By the end of a few hours I was begging for the insanity of a Lady Gaga video, just to mix things up. Hell, the new Katy Perry video a least had some sort of story to it, and so was an infinitely better watch.

The only video that actually I strongly remember for good reasons, (I remember plenty of Will.i.am videos purely for how stupidly he was dressed - is he meant to be taken seriously?) was a song I regrettably never got the name for. However, it was off a black man in a hoody... walking. Just walking. And the video was focused on what he sees, and the reactions of everyone around him - the reactions of the white people around him. A women at a cash machine stares in fear. Men stop idle conversations and glare. Old people look away. As the video comes to a close, the black man in the hoody sees something we can't and goes charging off towards it. Here the video gets a little weak, as it appears that he charges down a street filled only with people so carefully holding glasses of water that the merest jolt sends it dramatically hurtling out of their grasp. After the third slow motion cascade of water it starts to get unintentionally hilarious, and it ends with him pulling a woman out the way of some falling bricks.
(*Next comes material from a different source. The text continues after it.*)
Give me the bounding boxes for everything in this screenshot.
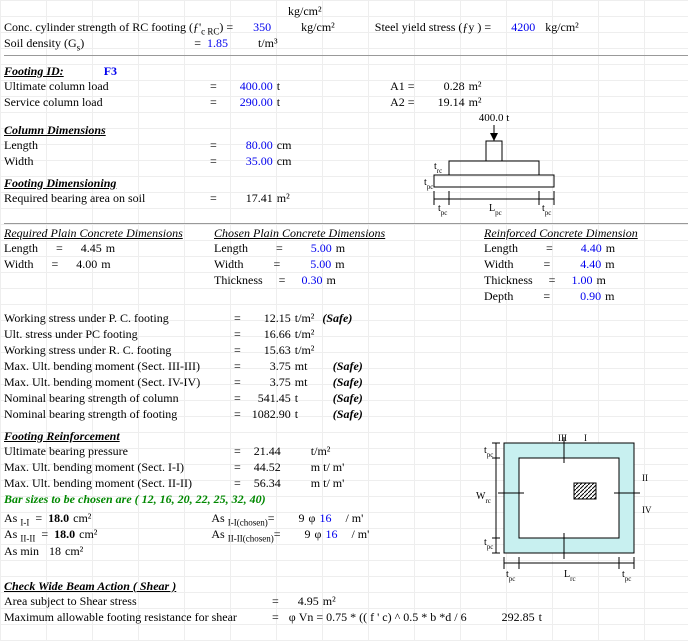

It struck me as still relevant today the first half of the video, of the judging looks, where I caught myself thinking, 'then don't go out in a raised hoody then,' which is... so fucking wrong. I mean, I go out in a raised hoody all the time, but I'm not treated like a criminal for doing so, and the only difference between me and the man is colour. With the Zimmerman case still fresh it's definitely something we need to continue considering, about the judgements we make of people.

Also because this is getting serious and as a typical man, I'll deflect serious issues with humour, the new Katy Perry song, Roar... I may of been a bit harsh on it. It's... not completely awful? It's certainly catchy. In that it's wormed it's way between my ears and WON'T LEAVE ME ALONE.

So all of you that weren't watching music channels. Carry on. You weren't missing anything.